Необычайный моральный экстаз возвышал ее голос, всю ее фигуру в этот момент. Сильная дрожь потрясала меня; мимолетная иллюзия овладела моим умом. Я подумал, что действительно в эту минуту моя любовь и любовь этой женщины встретились лицом к лицу, поднявшись на неизмеримую идеальную высоту, очищенные от человеческой ничтожности, не запятнанные грехом, нетронутые. Несколько мгновений я испытывал вновь знакомое прежде чувство, будто внешний мир совершенно исчез. Потом, как всегда, это чувство сменилось неизбежно другим, это состояние сознания больше не принадлежало мне, стало объективным, сделалось для меня чужим.

— Выслушай меня, — продолжала она, понижая голос, словно боясь, что ее кто-нибудь услышит. — Я высказывала Федерико большое желание увидеть лес, угольные печи, все эти места. Завтра утром Федерико не может сопровождать нас, так как ему нужно вернуться в Казаль-Кальдоре. Мы поедем только вдвоем. Федерико сказал мне, что я могу ехать на Искре. Когда мы будем на берегу… я сделаю то, что ты сделал сегодня утром. Случится несчастье. Федерико сказал мне, что из Ассоро нельзя спастись… Хочешь?

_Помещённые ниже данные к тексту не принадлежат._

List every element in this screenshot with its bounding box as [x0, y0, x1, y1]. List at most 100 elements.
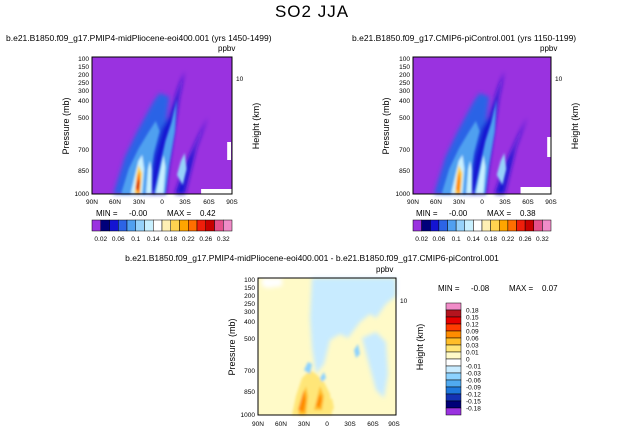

Хотя она произносила связные слова, но казалось, что она бредит. Необычный румянец горел на ее щках, глаза странно пылали.

Видение зловещей реки быстро пронеслось в моем мозгу.

Она повторила, протянув ко мне руки:

— Хочешь?

Я встал, взял ее за руки. Хотел унять ее лихорадку. Тяжелое чувство, смешанное с бесконечной жалостью, сжало мою душу. И мой голос стал нежным, стал ласковым, дрожал от нежности.

— Бедная Джулиана! Не волнуйся так. Ты слишком сильно страдаешь; страдание делает тебя безумной, бедная моя! Тебе нужно много мужества; нужно, чтобы ты не думала больше обо всем том, о чем говорила… Подумай о Марии, о Наталье… Я принял это наказание. Быть может, я заслужил это наказание за все то зло, которое я причинил тебе. Я принял его, перенесу его. Но ты должна жить… Обещаешь мне, Джулиана, ради Марии, ради Натальи, ради твоей любви к маме, ради всего того, что я говорил тебе вчера, обещаешь мне, что ни в коем случае не будешь искать смерти?